The scary part is what he's forced to watch his children go through. And he cannot do a single thing to help them, just sit there in chains and listen to Morgoth's laughter.

That's the scary part.

Galadriel55
07-06-2011, 07:08 AM
The scary part is what he's forced to watch his children go through. And he cannot do a single thing to help them, just sit there in chains and listen to Morgoth's laughter.

That's the scary part.

Agreed.

Galadriel
07-06-2011, 11:19 AM
The scary part is what he's forced to watch his children go through. And he cannot do a single thing to help them, just sit there in chains and listen to Morgoth's laughter.

That's the scary part.

True. But I feel awful for those poor parents in Utumno who are forced to watch their children become Orcs – if, of course, the Orcs-were-Elves theory is correct.

alatar
07-14-2011, 09:39 AM
True. But I feel awful for those poor parents in Utumno who are forced to watch their children become Orcs – if, of course, the Orcs-were-Elves theory is correct.
Agreed, but what about those watching their children (becoming orcs) who have justified it in some way?

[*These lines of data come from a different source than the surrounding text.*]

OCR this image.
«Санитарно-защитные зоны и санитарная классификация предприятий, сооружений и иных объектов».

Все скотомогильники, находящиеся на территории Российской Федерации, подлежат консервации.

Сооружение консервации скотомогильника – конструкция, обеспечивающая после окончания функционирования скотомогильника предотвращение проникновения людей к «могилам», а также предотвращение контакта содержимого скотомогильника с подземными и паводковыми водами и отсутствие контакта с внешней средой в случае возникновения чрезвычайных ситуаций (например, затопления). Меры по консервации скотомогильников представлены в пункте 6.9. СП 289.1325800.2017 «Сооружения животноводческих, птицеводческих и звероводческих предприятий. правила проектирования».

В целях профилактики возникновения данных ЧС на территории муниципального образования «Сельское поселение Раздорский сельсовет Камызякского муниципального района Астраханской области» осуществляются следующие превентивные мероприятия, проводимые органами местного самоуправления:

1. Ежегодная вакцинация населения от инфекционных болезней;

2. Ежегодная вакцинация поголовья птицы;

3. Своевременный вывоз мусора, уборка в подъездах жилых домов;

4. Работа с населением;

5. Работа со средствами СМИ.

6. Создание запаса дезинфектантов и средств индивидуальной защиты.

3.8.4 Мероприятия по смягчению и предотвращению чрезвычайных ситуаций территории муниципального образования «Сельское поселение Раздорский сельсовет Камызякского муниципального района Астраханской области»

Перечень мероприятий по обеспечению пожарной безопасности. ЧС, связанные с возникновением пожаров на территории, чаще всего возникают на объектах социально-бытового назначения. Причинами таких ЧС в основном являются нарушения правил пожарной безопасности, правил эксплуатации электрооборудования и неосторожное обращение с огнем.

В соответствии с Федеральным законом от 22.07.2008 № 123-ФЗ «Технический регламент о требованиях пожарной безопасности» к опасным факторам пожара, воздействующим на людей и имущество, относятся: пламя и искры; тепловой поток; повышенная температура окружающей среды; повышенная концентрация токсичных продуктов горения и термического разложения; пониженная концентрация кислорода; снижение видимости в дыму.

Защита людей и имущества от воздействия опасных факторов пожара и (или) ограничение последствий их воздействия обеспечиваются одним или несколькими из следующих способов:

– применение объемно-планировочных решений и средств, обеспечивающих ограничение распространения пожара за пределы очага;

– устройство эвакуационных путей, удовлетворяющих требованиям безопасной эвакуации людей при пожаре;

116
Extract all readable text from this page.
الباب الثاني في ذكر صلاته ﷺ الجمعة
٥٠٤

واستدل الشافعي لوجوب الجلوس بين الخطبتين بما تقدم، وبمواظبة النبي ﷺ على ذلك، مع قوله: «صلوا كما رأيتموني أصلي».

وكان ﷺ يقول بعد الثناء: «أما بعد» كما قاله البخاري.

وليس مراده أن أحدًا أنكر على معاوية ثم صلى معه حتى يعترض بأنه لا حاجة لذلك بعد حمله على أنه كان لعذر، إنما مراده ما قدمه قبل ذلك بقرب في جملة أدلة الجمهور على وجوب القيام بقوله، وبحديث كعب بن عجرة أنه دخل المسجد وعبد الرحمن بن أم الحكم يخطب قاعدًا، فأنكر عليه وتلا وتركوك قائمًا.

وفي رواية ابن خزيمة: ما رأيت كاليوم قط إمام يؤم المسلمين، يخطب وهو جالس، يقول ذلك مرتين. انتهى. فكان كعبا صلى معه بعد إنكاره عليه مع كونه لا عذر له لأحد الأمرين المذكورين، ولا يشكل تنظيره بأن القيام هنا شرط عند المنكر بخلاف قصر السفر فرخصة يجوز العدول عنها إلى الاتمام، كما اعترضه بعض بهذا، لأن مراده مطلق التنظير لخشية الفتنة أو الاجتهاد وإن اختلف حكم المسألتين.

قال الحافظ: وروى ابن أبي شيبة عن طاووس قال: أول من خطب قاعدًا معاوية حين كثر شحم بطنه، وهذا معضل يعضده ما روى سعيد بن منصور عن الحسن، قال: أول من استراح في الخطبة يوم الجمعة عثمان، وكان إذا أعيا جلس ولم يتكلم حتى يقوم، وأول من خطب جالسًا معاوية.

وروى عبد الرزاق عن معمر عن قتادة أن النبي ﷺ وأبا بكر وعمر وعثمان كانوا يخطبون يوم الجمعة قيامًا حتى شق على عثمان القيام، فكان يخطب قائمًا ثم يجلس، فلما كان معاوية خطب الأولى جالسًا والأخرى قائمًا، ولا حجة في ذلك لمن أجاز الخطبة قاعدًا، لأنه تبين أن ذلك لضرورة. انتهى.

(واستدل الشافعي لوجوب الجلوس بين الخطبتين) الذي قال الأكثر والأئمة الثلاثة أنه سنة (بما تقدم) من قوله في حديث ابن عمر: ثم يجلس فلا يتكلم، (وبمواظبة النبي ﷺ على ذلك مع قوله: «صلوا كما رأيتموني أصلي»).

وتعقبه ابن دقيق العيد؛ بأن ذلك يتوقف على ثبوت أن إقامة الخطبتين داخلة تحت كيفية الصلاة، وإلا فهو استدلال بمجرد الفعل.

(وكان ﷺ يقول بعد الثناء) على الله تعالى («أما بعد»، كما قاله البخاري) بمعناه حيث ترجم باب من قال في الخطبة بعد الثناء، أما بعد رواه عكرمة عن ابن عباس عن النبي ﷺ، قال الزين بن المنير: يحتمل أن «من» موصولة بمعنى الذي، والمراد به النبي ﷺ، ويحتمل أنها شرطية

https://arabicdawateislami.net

"Our children are getting 'stronger,' 'aligning themselves with the true Lord of Arda,' etc."

Meaning, what about the parents who are sacrificing their children? :eek:

Galadriel55
08-26-2011, 02:41 PM
I don't remember if this has been mentioned before, but -

The Oath of Feanor.
The Doom of Noldor.

Both are pretty scary if you ask me.

Galadriel
08-27-2011, 11:26 AM
Meaning, what about the parents who are sacrificing their children? :eek:

I'd pity them, but truth be told I'd find it hard to feel bad for them.